Department of Biomedical Informatics, University of Colorado School of Medicine, University of Colorado, Aurora, CO, USA.
Section of Critical Care Medicine, Department of Pediatrics, University of Colorado School of Medicine, University of Colorado, Aurora, CO, USA.
Sci Data. 2024 Jan 2;11(1):8. doi: 10.1038/s41597-023-02854-0.
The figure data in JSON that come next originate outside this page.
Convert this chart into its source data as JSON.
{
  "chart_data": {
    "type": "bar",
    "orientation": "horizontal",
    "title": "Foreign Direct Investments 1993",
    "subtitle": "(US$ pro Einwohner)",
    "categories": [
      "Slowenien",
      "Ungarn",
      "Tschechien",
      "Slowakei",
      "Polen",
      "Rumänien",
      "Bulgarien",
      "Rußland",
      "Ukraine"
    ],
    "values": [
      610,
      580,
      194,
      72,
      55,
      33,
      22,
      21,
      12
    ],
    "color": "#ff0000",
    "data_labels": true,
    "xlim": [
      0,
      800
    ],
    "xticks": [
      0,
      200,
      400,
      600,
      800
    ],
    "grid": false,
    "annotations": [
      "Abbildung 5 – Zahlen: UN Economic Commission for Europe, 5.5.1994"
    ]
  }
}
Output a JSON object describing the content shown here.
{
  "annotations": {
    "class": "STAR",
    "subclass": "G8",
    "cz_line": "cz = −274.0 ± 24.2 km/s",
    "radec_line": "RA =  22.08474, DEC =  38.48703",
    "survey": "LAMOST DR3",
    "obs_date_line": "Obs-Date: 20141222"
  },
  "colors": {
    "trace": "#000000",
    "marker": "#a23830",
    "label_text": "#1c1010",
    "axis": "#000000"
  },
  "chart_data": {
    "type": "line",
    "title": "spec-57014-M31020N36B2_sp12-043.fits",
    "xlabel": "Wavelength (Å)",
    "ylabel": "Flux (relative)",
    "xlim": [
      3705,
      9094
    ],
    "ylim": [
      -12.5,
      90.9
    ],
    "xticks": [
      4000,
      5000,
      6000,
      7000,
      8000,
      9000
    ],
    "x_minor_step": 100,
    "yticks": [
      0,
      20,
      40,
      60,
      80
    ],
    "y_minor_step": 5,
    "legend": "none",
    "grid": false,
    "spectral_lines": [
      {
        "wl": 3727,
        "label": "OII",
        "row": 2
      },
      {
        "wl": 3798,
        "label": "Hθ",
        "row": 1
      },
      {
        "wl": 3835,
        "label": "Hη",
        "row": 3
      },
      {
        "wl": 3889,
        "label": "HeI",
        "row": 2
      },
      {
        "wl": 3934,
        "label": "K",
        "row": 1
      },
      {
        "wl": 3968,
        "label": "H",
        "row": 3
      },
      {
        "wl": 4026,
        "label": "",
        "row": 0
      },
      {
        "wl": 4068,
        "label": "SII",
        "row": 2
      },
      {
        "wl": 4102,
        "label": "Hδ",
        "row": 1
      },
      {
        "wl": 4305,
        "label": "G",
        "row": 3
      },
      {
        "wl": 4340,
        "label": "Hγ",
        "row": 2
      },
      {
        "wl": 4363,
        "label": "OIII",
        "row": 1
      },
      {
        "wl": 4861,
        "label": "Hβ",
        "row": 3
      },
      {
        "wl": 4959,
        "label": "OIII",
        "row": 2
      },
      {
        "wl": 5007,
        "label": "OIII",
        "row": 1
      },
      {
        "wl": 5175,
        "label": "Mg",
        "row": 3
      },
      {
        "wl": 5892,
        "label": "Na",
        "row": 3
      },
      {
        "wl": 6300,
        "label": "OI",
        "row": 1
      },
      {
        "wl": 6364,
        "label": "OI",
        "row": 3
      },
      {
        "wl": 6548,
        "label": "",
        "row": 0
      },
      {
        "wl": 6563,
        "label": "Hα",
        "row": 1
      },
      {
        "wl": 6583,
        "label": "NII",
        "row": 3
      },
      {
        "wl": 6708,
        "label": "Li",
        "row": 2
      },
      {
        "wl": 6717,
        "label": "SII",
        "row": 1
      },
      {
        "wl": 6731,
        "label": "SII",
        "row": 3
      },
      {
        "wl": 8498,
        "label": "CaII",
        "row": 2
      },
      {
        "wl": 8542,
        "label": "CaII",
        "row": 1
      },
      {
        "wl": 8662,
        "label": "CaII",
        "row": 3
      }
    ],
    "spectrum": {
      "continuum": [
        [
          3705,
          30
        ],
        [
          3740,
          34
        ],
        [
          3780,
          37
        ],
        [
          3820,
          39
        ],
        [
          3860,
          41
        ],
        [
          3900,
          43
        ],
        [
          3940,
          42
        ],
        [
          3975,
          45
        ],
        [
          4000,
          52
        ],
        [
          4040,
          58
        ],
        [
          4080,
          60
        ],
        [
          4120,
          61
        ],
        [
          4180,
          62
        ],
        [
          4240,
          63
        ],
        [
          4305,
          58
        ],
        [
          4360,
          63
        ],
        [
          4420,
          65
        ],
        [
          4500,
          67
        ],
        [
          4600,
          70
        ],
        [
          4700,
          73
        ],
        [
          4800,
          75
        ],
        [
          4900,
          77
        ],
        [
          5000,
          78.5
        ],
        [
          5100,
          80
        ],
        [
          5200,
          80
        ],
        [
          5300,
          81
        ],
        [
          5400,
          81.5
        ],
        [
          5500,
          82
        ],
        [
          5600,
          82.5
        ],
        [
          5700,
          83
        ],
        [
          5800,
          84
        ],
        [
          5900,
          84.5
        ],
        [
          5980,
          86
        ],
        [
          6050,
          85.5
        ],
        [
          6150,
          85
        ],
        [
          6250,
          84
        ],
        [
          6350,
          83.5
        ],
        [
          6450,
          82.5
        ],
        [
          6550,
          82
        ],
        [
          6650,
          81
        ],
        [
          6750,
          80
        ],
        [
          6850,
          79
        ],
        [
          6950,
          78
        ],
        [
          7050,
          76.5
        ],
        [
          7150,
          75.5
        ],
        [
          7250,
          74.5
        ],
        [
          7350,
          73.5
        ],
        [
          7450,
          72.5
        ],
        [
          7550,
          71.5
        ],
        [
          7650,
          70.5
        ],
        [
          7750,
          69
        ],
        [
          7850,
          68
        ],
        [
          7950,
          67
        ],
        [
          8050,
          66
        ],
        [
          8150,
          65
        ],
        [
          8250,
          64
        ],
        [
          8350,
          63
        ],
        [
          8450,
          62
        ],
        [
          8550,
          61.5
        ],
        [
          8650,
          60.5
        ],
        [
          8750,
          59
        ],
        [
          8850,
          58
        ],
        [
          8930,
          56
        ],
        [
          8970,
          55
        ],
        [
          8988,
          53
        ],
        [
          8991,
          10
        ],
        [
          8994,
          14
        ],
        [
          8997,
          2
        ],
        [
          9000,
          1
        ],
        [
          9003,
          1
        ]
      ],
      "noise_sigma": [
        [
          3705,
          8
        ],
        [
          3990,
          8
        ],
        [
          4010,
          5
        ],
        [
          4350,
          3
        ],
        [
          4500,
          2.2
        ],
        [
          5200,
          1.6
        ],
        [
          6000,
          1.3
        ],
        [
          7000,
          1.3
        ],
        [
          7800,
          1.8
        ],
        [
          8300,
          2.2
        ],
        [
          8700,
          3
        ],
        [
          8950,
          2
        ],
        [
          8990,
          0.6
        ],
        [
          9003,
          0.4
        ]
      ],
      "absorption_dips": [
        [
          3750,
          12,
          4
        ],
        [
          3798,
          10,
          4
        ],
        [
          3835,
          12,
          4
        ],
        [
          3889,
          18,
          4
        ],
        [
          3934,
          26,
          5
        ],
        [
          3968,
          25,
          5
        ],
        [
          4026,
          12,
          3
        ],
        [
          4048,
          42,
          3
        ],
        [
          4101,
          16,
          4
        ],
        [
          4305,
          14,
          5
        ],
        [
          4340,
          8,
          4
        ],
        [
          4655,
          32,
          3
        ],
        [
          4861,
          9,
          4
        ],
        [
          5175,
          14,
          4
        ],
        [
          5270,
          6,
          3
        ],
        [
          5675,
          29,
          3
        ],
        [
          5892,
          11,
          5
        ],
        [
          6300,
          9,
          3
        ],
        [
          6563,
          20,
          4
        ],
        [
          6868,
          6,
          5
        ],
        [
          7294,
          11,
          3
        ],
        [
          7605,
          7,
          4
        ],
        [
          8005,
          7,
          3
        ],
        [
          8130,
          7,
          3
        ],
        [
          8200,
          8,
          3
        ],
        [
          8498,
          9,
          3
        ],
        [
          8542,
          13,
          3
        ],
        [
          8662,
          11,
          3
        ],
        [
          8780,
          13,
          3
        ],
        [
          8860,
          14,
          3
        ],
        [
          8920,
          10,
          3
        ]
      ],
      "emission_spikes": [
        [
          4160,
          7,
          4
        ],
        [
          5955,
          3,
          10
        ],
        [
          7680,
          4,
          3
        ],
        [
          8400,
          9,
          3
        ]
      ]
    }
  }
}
Data sharing is necessary to maximize the actionable knowledge generated from research data. Data challenges can encourage secondary analyses of datasets. Data challenges in biomedicine often rely on advanced cloud-based computing infrastructure and expensive industry partnerships. Examples include challenges that use Google Cloud virtual machines and the Sage Bionetworks Dream Challenges platform. Such robust infrastructures can be financially prohibitive for investigators without substantial resources. Given the potential to develop scientific and clinical knowledge and the NIH emphasis on data sharing and reuse, there is a need for inexpensive and computationally lightweight methods for data sharing and hosting data challenges. To fill that gap, we developed a workflow that allows for reproducible model training, testing, and evaluation. We leveraged public GitHub repositories, open-source computational languages, and Docker technology. In addition, we conducted a data challenge using the infrastructure we developed. In this manuscript, we report on the infrastructure, workflow, and data challenge results. The infrastructure and workflow are likely to be useful for data challenges and education.
数据共享对于从研究数据中生成可操作的知识至关重要。数据挑战可以鼓励对数据集进行二次分析。生物医学中的数据挑战通常依赖于先进的基于云的计算基础设施和昂贵的行业合作伙伴关系。例如,使用谷歌云虚拟机和 Sage Bionetworks Dream Challenges 平台的挑战。对于没有大量资源的研究人员来说,这种强大的基础设施在财务上可能是不可行的。鉴于开发科学和临床知识的潜力以及 NIH 对数据共享和重用的强调,需要一种廉价且计算量轻的方法来进行数据共享和托管数据挑战。为了填补这一空白,我们开发了一种允许可重复的模型训练、测试和评估的工作流程。我们利用了公共 GitHub 存储库、开源计算语言和 Docker 技术。此外,我们还使用我们开发的基础设施进行了一次数据挑战。在本文中,我们报告了基础设施、工作流程和数据挑战的结果。该基础设施和工作流程可能对数据挑战和教育有用。